Outrossim, é sabido que para a concessão de liminar em sede de mandado de segurança são necessários dois requisitos quais sejam fumus boni iuris e periculum in mora, os quais passo a analisar a seguir.

Na lição do saudoso mestre Pontes de Miranda, 'essa expressão traduz aquele direito que não suscita dúvidas, que não apresenta obscuridades, que não necessita ser demonstrado, que é, de si mesmo, concludente e inconcusso' (Comentários à Constituição..., pág. 120).
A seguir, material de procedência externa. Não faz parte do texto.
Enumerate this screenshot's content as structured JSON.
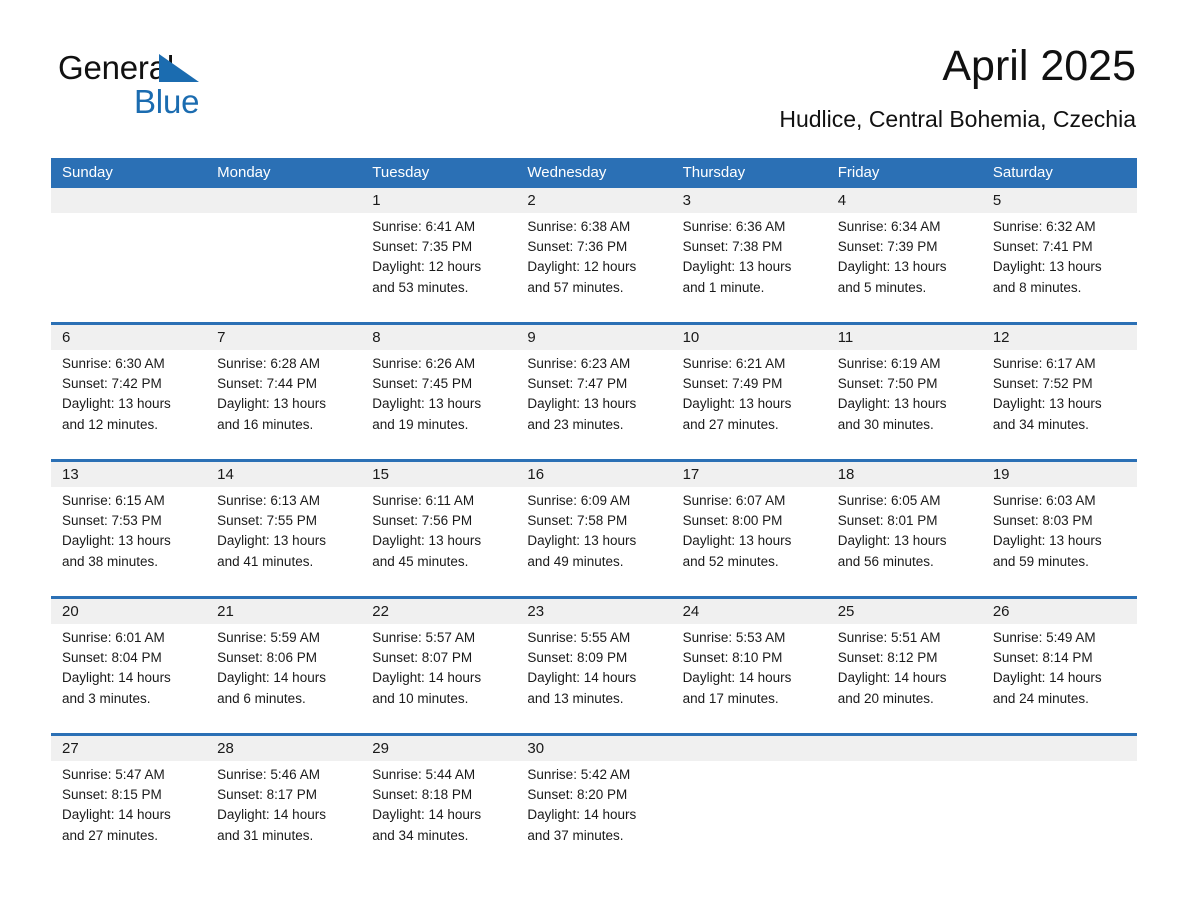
{
  "logo": {
    "word1": "General",
    "word2": "Blue",
    "triangle_color": "#1b6cb0"
  },
  "header": {
    "title": "April 2025",
    "subtitle": "Hudlice, Central Bohemia, Czechia"
  },
  "theme": {
    "header_blue": "#2b70b5",
    "row_divider_blue": "#2b70b5",
    "daynum_band": "#f0f0f0",
    "text": "#1a1a1a"
  },
  "weekdays": [
    "Sunday",
    "Monday",
    "Tuesday",
    "Wednesday",
    "Thursday",
    "Friday",
    "Saturday"
  ],
  "weeks": [
    [
      {
        "num": "",
        "sunrise": "",
        "sunset": "",
        "daylight_a": "",
        "daylight_b": "",
        "empty": true
      },
      {
        "num": "",
        "sunrise": "",
        "sunset": "",
        "daylight_a": "",
        "daylight_b": "",
        "empty": true
      },
      {
        "num": "1",
        "sunrise": "Sunrise: 6:41 AM",
        "sunset": "Sunset: 7:35 PM",
        "daylight_a": "Daylight: 12 hours",
        "daylight_b": "and 53 minutes."
      },
      {
        "num": "2",
        "sunrise": "Sunrise: 6:38 AM",
        "sunset": "Sunset: 7:36 PM",
        "daylight_a": "Daylight: 12 hours",
        "daylight_b": "and 57 minutes."
      },
      {
        "num": "3",
        "sunrise": "Sunrise: 6:36 AM",
        "sunset": "Sunset: 7:38 PM",
        "daylight_a": "Daylight: 13 hours",
        "daylight_b": "and 1 minute."
      },
      {
        "num": "4",
        "sunrise": "Sunrise: 6:34 AM",
        "sunset": "Sunset: 7:39 PM",
        "daylight_a": "Daylight: 13 hours",
        "daylight_b": "and 5 minutes."
      },
      {
        "num": "5",
        "sunrise": "Sunrise: 6:32 AM",
        "sunset": "Sunset: 7:41 PM",
        "daylight_a": "Daylight: 13 hours",
        "daylight_b": "and 8 minutes."
      }
    ],
    [
      {
        "num": "6",
        "sunrise": "Sunrise: 6:30 AM",
        "sunset": "Sunset: 7:42 PM",
        "daylight_a": "Daylight: 13 hours",
        "daylight_b": "and 12 minutes."
      },
      {
        "num": "7",
        "sunrise": "Sunrise: 6:28 AM",
        "sunset": "Sunset: 7:44 PM",
        "daylight_a": "Daylight: 13 hours",
        "daylight_b": "and 16 minutes."
      },
      {
        "num": "8",
        "sunrise": "Sunrise: 6:26 AM",
        "sunset": "Sunset: 7:45 PM",
        "daylight_a": "Daylight: 13 hours",
        "daylight_b": "and 19 minutes."
      },
      {
        "num": "9",
        "sunrise": "Sunrise: 6:23 AM",
        "sunset": "Sunset: 7:47 PM",
        "daylight_a": "Daylight: 13 hours",
        "daylight_b": "and 23 minutes."
      },
      {
        "num": "10",
        "sunrise": "Sunrise: 6:21 AM",
        "sunset": "Sunset: 7:49 PM",
        "daylight_a": "Daylight: 13 hours",
        "daylight_b": "and 27 minutes."
      },
      {
        "num": "11",
        "sunrise": "Sunrise: 6:19 AM",
        "sunset": "Sunset: 7:50 PM",
        "daylight_a": "Daylight: 13 hours",
        "daylight_b": "and 30 minutes."
      },
      {
        "num": "12",
        "sunrise": "Sunrise: 6:17 AM",
        "sunset": "Sunset: 7:52 PM",
        "daylight_a": "Daylight: 13 hours",
        "daylight_b": "and 34 minutes."
      }
    ],
    [
      {
        "num": "13",
        "sunrise": "Sunrise: 6:15 AM",
        "sunset": "Sunset: 7:53 PM",
        "daylight_a": "Daylight: 13 hours",
        "daylight_b": "and 38 minutes."
      },
      {
        "num": "14",
        "sunrise": "Sunrise: 6:13 AM",
        "sunset": "Sunset: 7:55 PM",
        "daylight_a": "Daylight: 13 hours",
        "daylight_b": "and 41 minutes."
      },
      {
        "num": "15",
        "sunrise": "Sunrise: 6:11 AM",
        "sunset": "Sunset: 7:56 PM",
        "daylight_a": "Daylight: 13 hours",
        "daylight_b": "and 45 minutes."
      },
      {
        "num": "16",
        "sunrise": "Sunrise: 6:09 AM",
        "sunset": "Sunset: 7:58 PM",
        "daylight_a": "Daylight: 13 hours",
        "daylight_b": "and 49 minutes."
      },
      {
        "num": "17",
        "sunrise": "Sunrise: 6:07 AM",
        "sunset": "Sunset: 8:00 PM",
        "daylight_a": "Daylight: 13 hours",
        "daylight_b": "and 52 minutes."
      },
      {
        "num": "18",
        "sunrise": "Sunrise: 6:05 AM",
        "sunset": "Sunset: 8:01 PM",
        "daylight_a": "Daylight: 13 hours",
        "daylight_b": "and 56 minutes."
      },
      {
        "num": "19",
        "sunrise": "Sunrise: 6:03 AM",
        "sunset": "Sunset: 8:03 PM",
        "daylight_a": "Daylight: 13 hours",
        "daylight_b": "and 59 minutes."
      }
    ],
    [
      {
        "num": "20",
        "sunrise": "Sunrise: 6:01 AM",
        "sunset": "Sunset: 8:04 PM",
        "daylight_a": "Daylight: 14 hours",
        "daylight_b": "and 3 minutes."
      },
      {
        "num": "21",
        "sunrise": "Sunrise: 5:59 AM",
        "sunset": "Sunset: 8:06 PM",
        "daylight_a": "Daylight: 14 hours",
        "daylight_b": "and 6 minutes."
      },
      {
        "num": "22",
        "sunrise": "Sunrise: 5:57 AM",
        "sunset": "Sunset: 8:07 PM",
        "daylight_a": "Daylight: 14 hours",
        "daylight_b": "and 10 minutes."
      },
      {
        "num": "23",
        "sunrise": "Sunrise: 5:55 AM",
        "sunset": "Sunset: 8:09 PM",
        "daylight_a": "Daylight: 14 hours",
        "daylight_b": "and 13 minutes."
      },
      {
        "num": "24",
        "sunrise": "Sunrise: 5:53 AM",
        "sunset": "Sunset: 8:10 PM",
        "daylight_a": "Daylight: 14 hours",
        "daylight_b": "and 17 minutes."
      },
      {
        "num": "25",
        "sunrise": "Sunrise: 5:51 AM",
        "sunset": "Sunset: 8:12 PM",
        "daylight_a": "Daylight: 14 hours",
        "daylight_b": "and 20 minutes."
      },
      {
        "num": "26",
        "sunrise": "Sunrise: 5:49 AM",
        "sunset": "Sunset: 8:14 PM",
        "daylight_a": "Daylight: 14 hours",
        "daylight_b": "and 24 minutes."
      }
    ],
    [
      {
        "num": "27",
        "sunrise": "Sunrise: 5:47 AM",
        "sunset": "Sunset: 8:15 PM",
        "daylight_a": "Daylight: 14 hours",
        "daylight_b": "and 27 minutes."
      },
      {
        "num": "28",
        "sunrise": "Sunrise: 5:46 AM",
        "sunset": "Sunset: 8:17 PM",
        "daylight_a": "Daylight: 14 hours",
        "daylight_b": "and 31 minutes."
      },
      {
        "num": "29",
        "sunrise": "Sunrise: 5:44 AM",
        "sunset": "Sunset: 8:18 PM",
        "daylight_a": "Daylight: 14 hours",
        "daylight_b": "and 34 minutes."
      },
      {
        "num": "30",
        "sunrise": "Sunrise: 5:42 AM",
        "sunset": "Sunset: 8:20 PM",
        "daylight_a": "Daylight: 14 hours",
        "daylight_b": "and 37 minutes."
      },
      {
        "num": "",
        "sunrise": "",
        "sunset": "",
        "daylight_a": "",
        "daylight_b": "",
        "empty": true
      },
      {
        "num": "",
        "sunrise": "",
        "sunset": "",
        "daylight_a": "",
        "daylight_b": "",
        "empty": true
      },
      {
        "num": "",
        "sunrise": "",
        "sunset": "",
        "daylight_a": "",
        "daylight_b": "",
        "empty": true
      }
    ]
  ]
}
Segundo Manoel Antônio Teixeira Filho ('Mandado de Segurança na Justiça do Trabalho' - 2.ª Edição, Ed. LTr, pág. 133), 'será liquido e certo o direito que decorra de um fato inequívoco, cuja existência possa ser plenamente comprovada, em regra, mediante documentos juntados à petição inicial. Se a demonstração do fato reclamar o uso de outros meios de prova (testemunhal, pericial), o direito subjetivo que vier a ser reconhecido não estará revestido dos atributos de liquidez e certeza, e, em razão disso, não ensejará a sua tutela pelo mandado de segurança, mas por outra via'.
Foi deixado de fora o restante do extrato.